Missing from the setup are the much-coveted memristors, which are still a work in progress. Instead The Machine’s 160 TB memory comes in the form of dynamic random access memory (DRAM), which stores each bit of data in a separate capacitor within an integrated circuit but loses that data when the power is switched off. Unlike DRAM that must access data from disk storage each time a PC is fired up, memristors will hypothetically be able to pick up where they left off when power is restored. Flash and static RAM have similar “nonvolatile” properties that allow them to retain data but are more expensive and hold less information than DRAM. The main problem with memristors is no one has figured out how to make large numbers of them that are reliable enough for commercial electronic devices. Researchers continue to puzzle over the best materials to use and the most effective way of manufacturing them.
HPE chose DRAM for this prototype because it allowed the company to include the large amount of memory needed to test the new system’s memory controllers, photonic interconnects and microprocessors, says Kirk Bresniker, Hewlett–Packard Labs chief architect and an HPE Fellow. Capable of working with five times the amount of information stored in the Library of Congress, the system features “the world’s largest memory array and is running a breakthrough application requiring sophisticated mathematics that allows this architecture to shine.”
The program on demo at The Atlantic event in D.C. was written to detect security threats within a simulated corporate network. “If you look at the relationships between devices accessing certain areas of a network, you can discern—if you look closely at all of the access attempts—which are done by normal employees and which are unusual because a system has been compromised by malware,” Bresniker says. “The challenge is that such threats show themselves only through very subtle and anomalous access patterns camouflaged within the billions of normal system access requests that transit a corporate network every day.” The Machine prototype’s ability to load all of that data into its memory array allows it to connect relationships between the data and identify the security threats, he says. “Partitioning the analysis of this data across multiple networked devices would be too slow to find those subtle correlations in the data.”
HPE’s decision to demonstrate graph analytics is significant because that type of analysis is used to perform the kinds of functions that, for example, enable social media networks to make recommendations based on user preferences and behavior, Teich says. A system the scale of The Machine has the capacity to keep massive data sets—such as all the relationships among people using Facebook or Twitter—in memory and analyze them in real time, he adds.
HPE will develop The Machine—the largest research and development program in the company’s long history—in three stages, of which today’s unveiling is the first. In the second and third phases the company plans to move beyond DRAM to test phase-change random access memory (PRAM) and memristors, respectively, over the next few years. PRAM uses electrical current to store data in a glassy substance called chalcogenide, whose atoms rearrange when heated. Chalcogenide is also used in CDs and DVDs, which store information with the help of a laser. Rival IBM is taking a somewhat different tack in its efforts to develop next-generation computing, focusing on neuromorphic systems that mimic the human brain’s structure as well as quantum computers that leverage the quantum states of subatomic particles to store information.
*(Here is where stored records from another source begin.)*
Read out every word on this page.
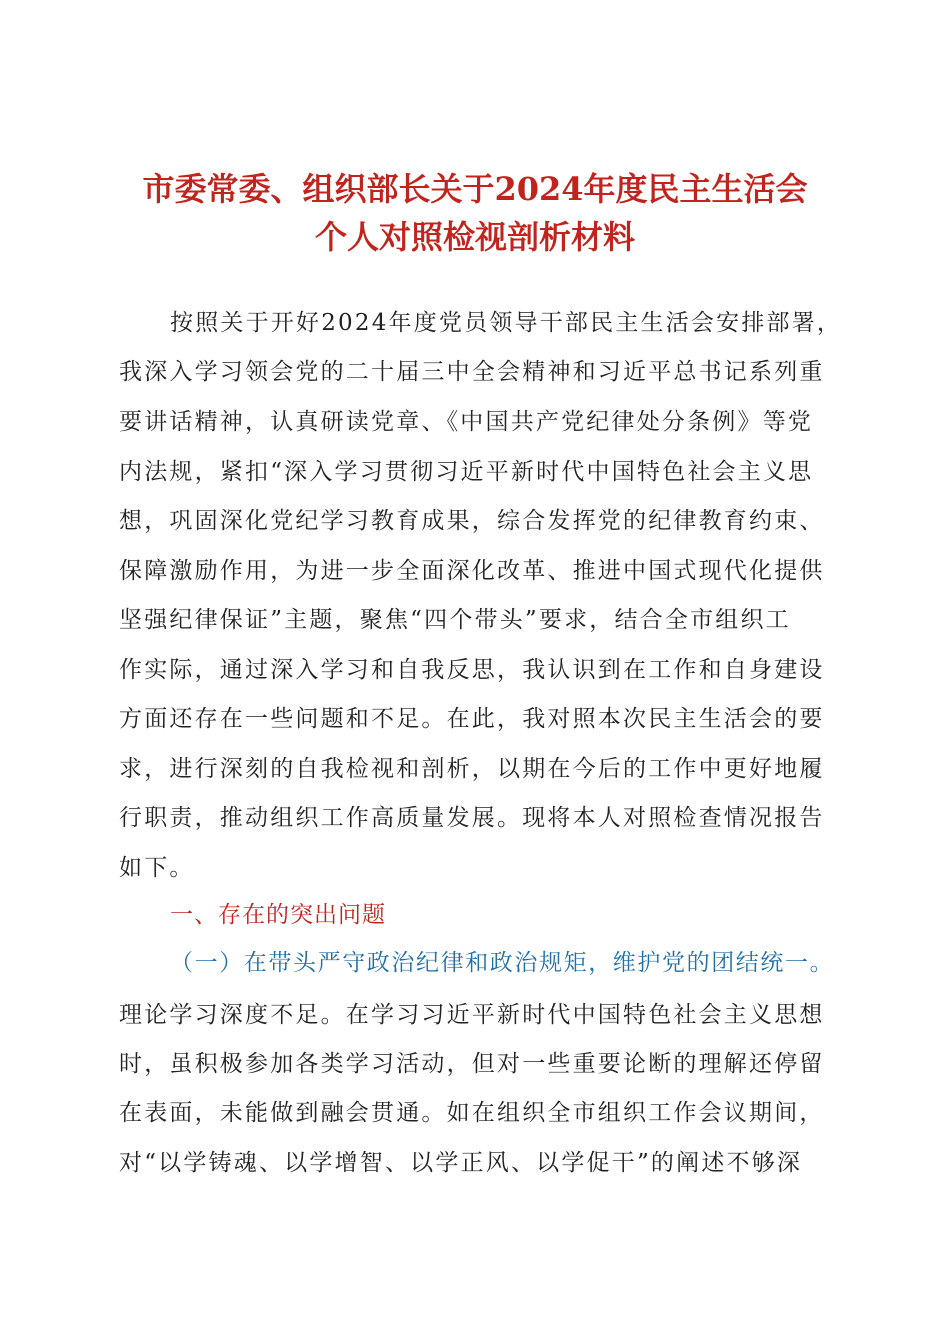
市委常委、组织部长关于2024年度民主生活会
个人对照检视剖析材料
按照关于开好2024年度党员领导干部民主生活会安排部署，
我深入学习领会党的二十届三中全会精神和习近平总书记系列重
要讲话精神，认真研读党章、《中国共产党纪律处分条例》等党
内法规，紧扣“深入学习贯彻习近平新时代中国特色社会主义思
想，巩固深化党纪学习教育成果，综合发挥党的纪律教育约束、
保障激励作用，为进一步全面深化改革、推进中国式现代化提供
坚强纪律保证”主题，聚焦“四个带头”要求，结合全市组织工
作实际，通过深入学习和自我反思，我认识到在工作和自身建设
方面还存在一些问题和不足。在此，我对照本次民主生活会的要
求，进行深刻的自我检视和剖析，以期在今后的工作中更好地履
行职责，推动组织工作高质量发展。现将本人对照检查情况报告
如下。
一、存在的突出问题
（一）在带头严守政治纪律和政治规矩，维护党的团结统一。
理论学习深度不足。在学习习近平新时代中国特色社会主义思想
时，虽积极参加各类学习活动，但对一些重要论断的理解还停留
在表面，未能做到融会贯通。如在组织全市组织工作会议期间，
对“以学铸魂、以学增智、以学正风、以学促干”的阐述不够深
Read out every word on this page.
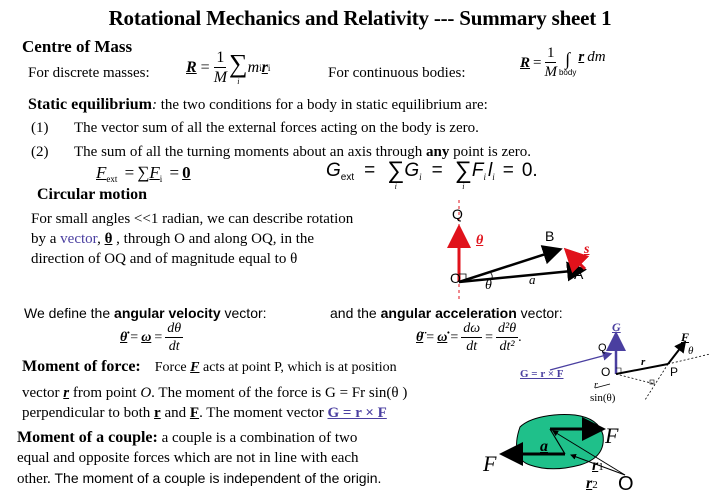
Rotational Mechanics and Relativity --- Summary sheet 1
Centre of Mass
For discrete masses: $R = \frac{1}{M}$ ∑
i
m i r i	For continuous bodies:
$R = \frac{1}{M}$ ∫
body
r dm
Static equilibrium: the two conditions for a body in static equilibrium are:
(1) The vector sum of all the external forces acting on the body is zero.
(2) The sum of all the turning moments about an axis through any point is zero.
$F_{ext} = \sum F_i = 0$	G ext = ∑
i
G i = ∑
i
F i l i = 0.
Circular motion
For small angles <<1 radian, we can describe rotation
by a vector, θ , through O and along OQ, in the
direction of OQ and of magnitude equal to θ
Q
O
B
A
θ
s
a
θ
We define the angular velocity vector:	and the angular acceleration vector:
θ̇ = $\omega = \frac{d\theta}{dt}$	θ̈ = ω̇ = $\frac{d\omega}{dt} = \frac{\text{d²θ}}{\text{dt²}}$ .
Moment of force: Force F acts at point P, which is at position
vector r from point O. The moment of the force is G = Fr sin(θ )
perpendicular to both r and F. The moment vector G = r × F
G
Q
O	P
F
r
θ
G = r × F
r
sin(θ)
Moment of a couple: a couple is a combination of two
equal and opposite forces which are not in line with each
other. The moment of a couple is independent of the origin.
F
F
a
r1
r2 O
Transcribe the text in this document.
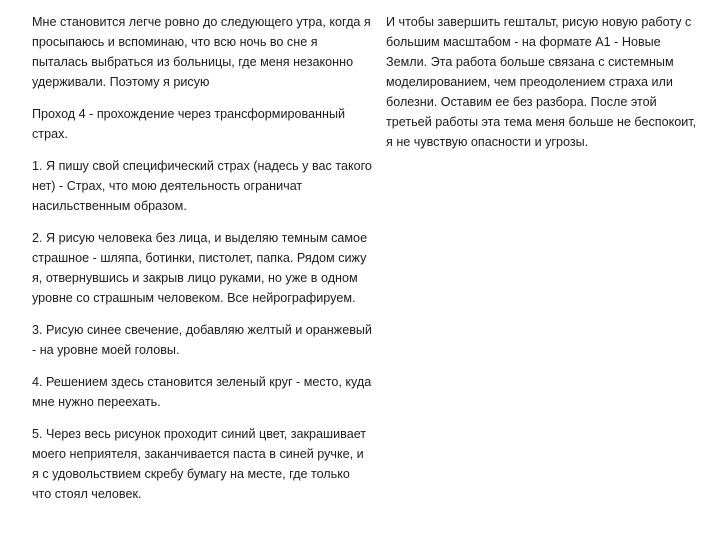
Мне становится легче ровно до следующего утра, когда я просыпаюсь и вспоминаю, что всю ночь во сне я пыталась выбраться из больницы, где меня незаконно удерживали. Поэтому я рисую

Проход 4 - прохождение через трансформированный страх.

1. Я пишу свой специфический страх (надесь у вас такого нет) - Страх, что мою деятельность ограничат насильственным образом.

2. Я рисую человека без лица, и выделяю темным самое страшное - шляпа, ботинки, пистолет, папка. Рядом сижу я, отвернувшись и закрыв лицо руками, но уже в одном уровне со страшным человеком. Все нейрографируем.

3. Рисую синее свечение, добавляю желтый и оранжевый - на уровне моей головы.

4. Решением здесь становится зеленый круг - место, куда мне нужно переехать.

5. Через весь рисунок проходит синий цвет, закрашивает моего неприятеля, заканчивается паста в синей ручке, и я с удовольствием скребу бумагу на месте, где только что стоял человек.

И чтобы завершить гештальт, рисую новую работу с большим масштабом - на формате А1 - Новые Земли. Эта работа больше связана с системным моделированием, чем преодолением страха или болезни. Оставим ее без разбора. После этой третьей работы эта тема меня больше не беспокоит, я не чувствую опасности и угрозы.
Bresniker says HPE’s exploration of memristors and next-generation computing architectures is driven by the exponential growth of data as Moore’s law stops scaling. The end of Moore’s law, coined by Intel co-founder Gordon Moore in 1965, means chipmakers will no longer be able to shrink transistors small enough to continue to the trend of doubling how many they can fit on their integrated circuits every 12 or 18 months. “So many of the interesting problems we’re looking at—intelligent power grids and smart cities that feed into the Internet of Things—will involve such large volumes of data,” he says. Much of it will never even see a data center because it will live on intelligent devices and sensors at the edges of the network. “The ability to work with all of this data has to match the demand, which does not seem to have any capping function yet,” he says. “Our ability to generate data as a species is an exponential curve that does not seem to have an upper limit.”